Why Development Chassis are Critical to Implementing Systems Aligned to SOSA

Perhaps surprisingly, one of the many benefits that the SOSA™ Technical Standard offers involve development chassis.

Development chassis are nothing new in embedded computing; they date back to the earliest days of VME, and labs often have development chassis for board design testing and bring up, subsystem testing, or software development and integration. Like deployable systems, development chassis have evolved alongside new industry opens standards.

This is noteworthy because when designing with VPX, a chassis with a single-slot or multi-slot power-and-ground backplane — where all other signals are running straight through to rear transition module (RTM) connectors — can be handy for working with a single board, or multiple boards connected through the RTM boards. However, before the introduction of the SOSA Technical Standard, it was difficult to purchase a commercial off-the-shelf (COTS), multi-slot backplane for a development chassis that supported high-speed slot-to-slot links, due to the varied pin mappings that different vendors chose for their plug-in card products.

The SOSA Technical Standard changed that. By limiting the number of slot profiles and defining specific protocols supported on the various communications planes, companies can now offer COTS backplanes that align to the technical standard and can support similarly SOSA aligned plug-in cards from different suppliers. This means that developers can now purchase off-the-shelf development chassis that permit true multi-board subsystem, or even full system, development.

Open Standards Accelerate System Development‍

In addition to freeing developers and integrators from the limitations of RTMs and external cabling to link boards in a backplane as well as the need for custom backplanes, SOSA aligned COTS backplanes in development chassis provide several other interesting advantages:

• Subsystem or complete system development:  In the past, one usually had to jump from a one- or two-board development platform with limited communications links directly to a target custom backplane, often in the target deployable chassis. Using development platforms based on SOSA, such as Elma’s CompacFrame chassis with SOSA backplanes, one can build up a system component-by-component and validate design elements prior to committing to a target deployable platform design. The fact that development hardware often includes VITA 46.11 chassis management hardware means that even the chassis management itself, which is a function distributed across multiple components in a system, can be brought up and debugged prior to moving to deployable hardware.
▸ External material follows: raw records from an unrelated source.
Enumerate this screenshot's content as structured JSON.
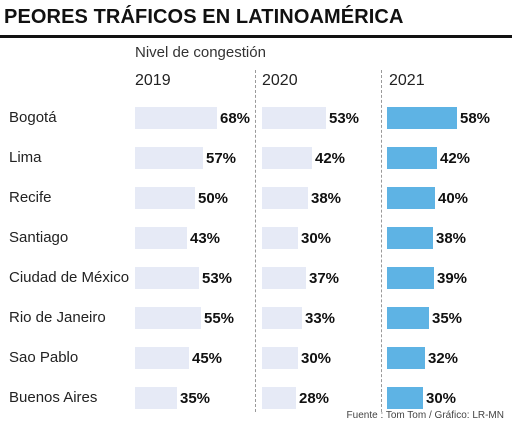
{
  "title": "PEORES TRÁFICOS EN LATINOAMÉRICA",
  "subtitle": "Nivel de congestión",
  "source": "Fuente : Tom Tom / Gráfico: LR-MN",
  "colors": {
    "light_bar": "#e6eaf6",
    "highlight_bar": "#5eb3e4"
  },
  "chart_data": {
    "type": "bar",
    "orientation": "horizontal",
    "unit": "%",
    "categories": [
      "Bogotá",
      "Lima",
      "Recife",
      "Santiago",
      "Ciudad de México",
      "Rio de Janeiro",
      "Sao Pablo",
      "Buenos Aires"
    ],
    "series": [
      {
        "name": "2019",
        "values": [
          68,
          57,
          50,
          43,
          53,
          55,
          45,
          35
        ],
        "labels": [
          "68%",
          "57%",
          "50%",
          "43%",
          "53%",
          "55%",
          "45%",
          "35%"
        ]
      },
      {
        "name": "2020",
        "values": [
          53,
          42,
          38,
          30,
          37,
          33,
          30,
          28
        ],
        "labels": [
          "53%",
          "42%",
          "38%",
          "30%",
          "37%",
          "33%",
          "30%",
          "28%"
        ]
      },
      {
        "name": "2021",
        "values": [
          58,
          42,
          40,
          38,
          39,
          35,
          32,
          30
        ],
        "labels": [
          "58%",
          "42%",
          "40%",
          "38%",
          "39%",
          "35%",
          "32%",
          "30%"
        ]
      }
    ],
    "highlight_series": "2021",
    "xlim": [
      0,
      70
    ],
    "grid": false
  }
}
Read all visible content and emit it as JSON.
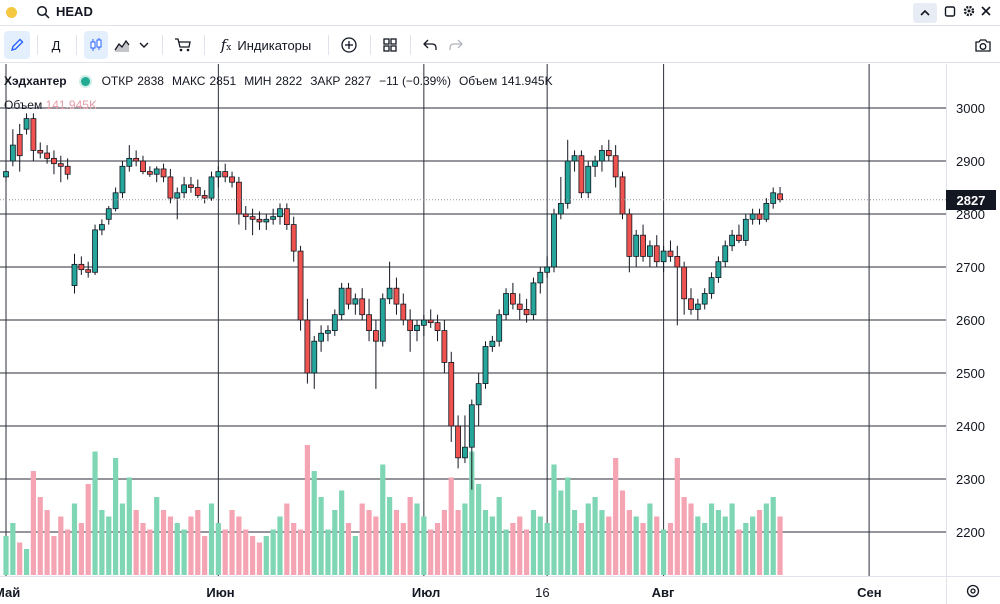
{
  "topbar": {
    "symbol": "HEAD"
  },
  "toolbar": {
    "interval": "Д",
    "indicators_label": "Индикаторы"
  },
  "legend": {
    "name": "Хэдхантер",
    "open_label": "ОТКР",
    "open": "2838",
    "high_label": "МАКС",
    "high": "2851",
    "low_label": "МИН",
    "low": "2822",
    "close_label": "ЗАКР",
    "close": "2827",
    "change": "−11 (−0.39%)",
    "volume_label": "Объем",
    "volume": "141.945K"
  },
  "volume_legend": {
    "label": "Объем",
    "value": "141.945K"
  },
  "last_price": "2827",
  "colors": {
    "up": "#26a69a",
    "down": "#ef5350",
    "vol_up": "#7fd6b4",
    "vol_down": "#f4a4b2"
  },
  "chart_data": {
    "type": "candlestick",
    "y_ticks": [
      "3000",
      "2900",
      "2800",
      "2700",
      "2600",
      "2500",
      "2400",
      "2300",
      "2200"
    ],
    "y_range": [
      2100,
      3040
    ],
    "x_labels": [
      {
        "label": "Май",
        "i": 0
      },
      {
        "label": "Июн",
        "i": 31
      },
      {
        "label": "Июл",
        "i": 61
      },
      {
        "label": "16",
        "i": 79
      },
      {
        "label": "Авг",
        "i": 96
      },
      {
        "label": "Сен",
        "i": 126
      }
    ],
    "candles": [
      [
        2870,
        2895,
        2860,
        2880,
        30
      ],
      [
        2900,
        2960,
        2890,
        2930,
        40
      ],
      [
        2950,
        2970,
        2880,
        2910,
        25
      ],
      [
        2960,
        2990,
        2950,
        2980,
        20
      ],
      [
        2980,
        2990,
        2900,
        2920,
        80
      ],
      [
        2920,
        2935,
        2905,
        2915,
        60
      ],
      [
        2915,
        2930,
        2895,
        2905,
        50
      ],
      [
        2905,
        2920,
        2875,
        2895,
        30
      ],
      [
        2895,
        2910,
        2860,
        2890,
        45
      ],
      [
        2890,
        2905,
        2865,
        2875,
        35
      ],
      [
        2665,
        2725,
        2650,
        2705,
        55
      ],
      [
        2705,
        2720,
        2685,
        2695,
        40
      ],
      [
        2695,
        2710,
        2680,
        2690,
        70
      ],
      [
        2690,
        2780,
        2685,
        2770,
        95
      ],
      [
        2770,
        2790,
        2760,
        2780,
        50
      ],
      [
        2790,
        2815,
        2780,
        2810,
        45
      ],
      [
        2810,
        2850,
        2805,
        2840,
        90
      ],
      [
        2840,
        2900,
        2830,
        2890,
        55
      ],
      [
        2890,
        2930,
        2880,
        2905,
        75
      ],
      [
        2905,
        2920,
        2890,
        2900,
        50
      ],
      [
        2900,
        2910,
        2875,
        2880,
        40
      ],
      [
        2880,
        2890,
        2870,
        2875,
        35
      ],
      [
        2875,
        2890,
        2860,
        2885,
        60
      ],
      [
        2885,
        2895,
        2860,
        2870,
        50
      ],
      [
        2870,
        2885,
        2820,
        2830,
        45
      ],
      [
        2830,
        2850,
        2790,
        2840,
        40
      ],
      [
        2840,
        2870,
        2830,
        2855,
        35
      ],
      [
        2855,
        2870,
        2840,
        2850,
        45
      ],
      [
        2850,
        2865,
        2830,
        2835,
        50
      ],
      [
        2835,
        2845,
        2820,
        2830,
        30
      ],
      [
        2830,
        2880,
        2825,
        2870,
        55
      ],
      [
        2870,
        2890,
        2850,
        2880,
        40
      ],
      [
        2880,
        2895,
        2860,
        2870,
        35
      ],
      [
        2870,
        2880,
        2850,
        2860,
        50
      ],
      [
        2860,
        2870,
        2780,
        2800,
        45
      ],
      [
        2800,
        2815,
        2770,
        2795,
        35
      ],
      [
        2795,
        2810,
        2760,
        2790,
        30
      ],
      [
        2790,
        2805,
        2770,
        2785,
        25
      ],
      [
        2785,
        2800,
        2770,
        2790,
        30
      ],
      [
        2790,
        2810,
        2780,
        2795,
        35
      ],
      [
        2795,
        2820,
        2780,
        2810,
        45
      ],
      [
        2810,
        2820,
        2770,
        2780,
        55
      ],
      [
        2780,
        2795,
        2710,
        2730,
        40
      ],
      [
        2730,
        2740,
        2580,
        2600,
        35
      ],
      [
        2600,
        2640,
        2480,
        2500,
        100
      ],
      [
        2500,
        2570,
        2470,
        2560,
        80
      ],
      [
        2560,
        2590,
        2540,
        2575,
        60
      ],
      [
        2575,
        2590,
        2560,
        2580,
        35
      ],
      [
        2580,
        2620,
        2570,
        2610,
        50
      ],
      [
        2610,
        2670,
        2600,
        2660,
        65
      ],
      [
        2660,
        2670,
        2620,
        2630,
        40
      ],
      [
        2630,
        2650,
        2610,
        2640,
        30
      ],
      [
        2640,
        2660,
        2600,
        2610,
        55
      ],
      [
        2610,
        2640,
        2560,
        2580,
        50
      ],
      [
        2580,
        2600,
        2470,
        2560,
        45
      ],
      [
        2560,
        2650,
        2550,
        2640,
        85
      ],
      [
        2640,
        2710,
        2630,
        2660,
        60
      ],
      [
        2660,
        2680,
        2610,
        2630,
        50
      ],
      [
        2630,
        2650,
        2590,
        2600,
        40
      ],
      [
        2600,
        2620,
        2540,
        2580,
        60
      ],
      [
        2580,
        2600,
        2560,
        2590,
        55
      ],
      [
        2590,
        2610,
        2570,
        2600,
        45
      ],
      [
        2600,
        2620,
        2585,
        2595,
        35
      ],
      [
        2595,
        2610,
        2560,
        2580,
        40
      ],
      [
        2580,
        2600,
        2500,
        2520,
        50
      ],
      [
        2520,
        2540,
        2370,
        2400,
        75
      ],
      [
        2400,
        2420,
        2320,
        2340,
        50
      ],
      [
        2340,
        2420,
        2330,
        2360,
        55
      ],
      [
        2360,
        2450,
        2280,
        2440,
        95
      ],
      [
        2440,
        2500,
        2400,
        2480,
        70
      ],
      [
        2480,
        2560,
        2470,
        2550,
        50
      ],
      [
        2550,
        2570,
        2540,
        2560,
        45
      ],
      [
        2560,
        2620,
        2550,
        2610,
        60
      ],
      [
        2610,
        2660,
        2600,
        2650,
        35
      ],
      [
        2650,
        2670,
        2620,
        2630,
        40
      ],
      [
        2630,
        2650,
        2600,
        2620,
        45
      ],
      [
        2620,
        2640,
        2595,
        2610,
        35
      ],
      [
        2610,
        2680,
        2600,
        2670,
        50
      ],
      [
        2670,
        2700,
        2650,
        2690,
        45
      ],
      [
        2690,
        2720,
        2680,
        2700,
        40
      ],
      [
        2700,
        2810,
        2690,
        2800,
        85
      ],
      [
        2800,
        2870,
        2790,
        2820,
        65
      ],
      [
        2820,
        2940,
        2810,
        2900,
        75
      ],
      [
        2900,
        2920,
        2880,
        2910,
        50
      ],
      [
        2910,
        2920,
        2830,
        2840,
        40
      ],
      [
        2840,
        2900,
        2830,
        2890,
        55
      ],
      [
        2890,
        2910,
        2870,
        2900,
        60
      ],
      [
        2900,
        2930,
        2880,
        2920,
        50
      ],
      [
        2920,
        2940,
        2900,
        2910,
        45
      ],
      [
        2910,
        2930,
        2850,
        2870,
        90
      ],
      [
        2870,
        2880,
        2790,
        2800,
        65
      ],
      [
        2800,
        2810,
        2690,
        2720,
        50
      ],
      [
        2720,
        2770,
        2700,
        2760,
        45
      ],
      [
        2760,
        2780,
        2710,
        2720,
        40
      ],
      [
        2720,
        2750,
        2700,
        2740,
        55
      ],
      [
        2740,
        2760,
        2700,
        2710,
        45
      ],
      [
        2710,
        2740,
        2690,
        2730,
        35
      ],
      [
        2730,
        2750,
        2710,
        2720,
        40
      ],
      [
        2720,
        2740,
        2590,
        2700,
        90
      ],
      [
        2700,
        2710,
        2610,
        2640,
        60
      ],
      [
        2640,
        2660,
        2610,
        2620,
        55
      ],
      [
        2620,
        2640,
        2600,
        2630,
        45
      ],
      [
        2630,
        2660,
        2620,
        2650,
        40
      ],
      [
        2650,
        2690,
        2640,
        2680,
        55
      ],
      [
        2680,
        2720,
        2670,
        2710,
        50
      ],
      [
        2710,
        2750,
        2700,
        2740,
        45
      ],
      [
        2740,
        2770,
        2730,
        2760,
        55
      ],
      [
        2760,
        2780,
        2745,
        2750,
        35
      ],
      [
        2750,
        2800,
        2740,
        2790,
        40
      ],
      [
        2790,
        2810,
        2780,
        2800,
        45
      ],
      [
        2800,
        2810,
        2780,
        2790,
        50
      ],
      [
        2790,
        2830,
        2785,
        2820,
        55
      ],
      [
        2820,
        2850,
        2810,
        2840,
        60
      ],
      [
        2838,
        2851,
        2822,
        2827,
        45
      ]
    ]
  }
}
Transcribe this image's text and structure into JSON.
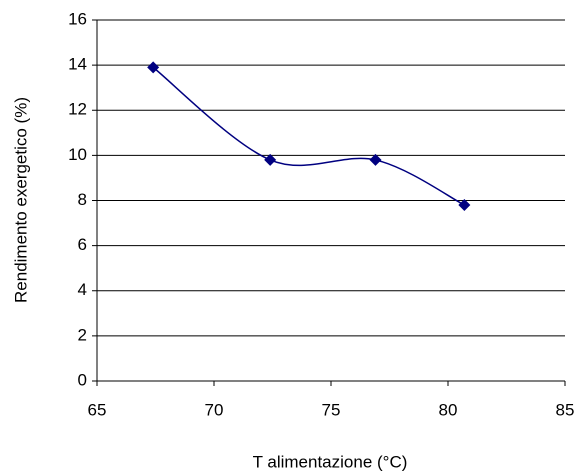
{
  "chart_data": {
    "type": "line",
    "xlabel": "T alimentazione (°C)",
    "ylabel": "Rendimento exergetico (%)",
    "x": [
      67.4,
      72.4,
      76.9,
      80.7
    ],
    "series": [
      {
        "color": "#000080",
        "values": [
          13.9,
          9.8,
          9.8,
          7.8
        ]
      }
    ],
    "xlim": [
      65,
      85
    ],
    "xticks": [
      65,
      70,
      75,
      80,
      85
    ],
    "ylim": [
      0,
      16
    ],
    "yticks": [
      0,
      2,
      4,
      6,
      8,
      10,
      12,
      14,
      16
    ],
    "grid": true,
    "smooth": true,
    "marker": "diamond"
  }
}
• Signal integrity testing:  SOSA aligned COTS backplanes in a cost-effective development chassis provide an ideal environment for signal integrity testing of new board designs. By plugging a target-test board into various slots, one can measure the quality of high-speed signals nearer or farther from a board under development using a COTS backplane with known signal characteristics.

• Pre-deployment field testing:  It’s now possible to obtain semi-deployable development chassis based on COTS components, such as Elma’s ATR-3600S that uses the same backplanes as lab-grade development chassis.  These types of platforms allow for rapid field testing of subsystems or complete prototype systems prior to committing to a production-deployable design.

Development hardware can also be shared between projects, or inherited by subsequent projects, even though they may have different — and sometimes completely dissimilar — board-level content. This saves not only on lab budget, but the time to order and receive all new hardware for a new development project. Should a backplane from a previous project not fit the architectural needs of a new project, there is a good chance that another COTS backplane could, simplifying development platform upgrades to new architectures or slot counts.

Enhanced Design Outcomes in Chassis Development

Sometimes, the unintended consequences of our actions benefit us in ways that we never expected. The advantages of SOSA to deployed platforms, such as ease of integration, enabling future technology insertions and breaking vendor lock, were utmost on the minds of the framers of the technical standard.

However, looking back we can now see a shift in how development platforms are designed and offered by embedded manufacturers as well as how they are used by our integrator customer base. That shift is making it easier and less expensive to perform the development stages of a deployable system project and put solutions into the hands of the warfighter faster than ever before.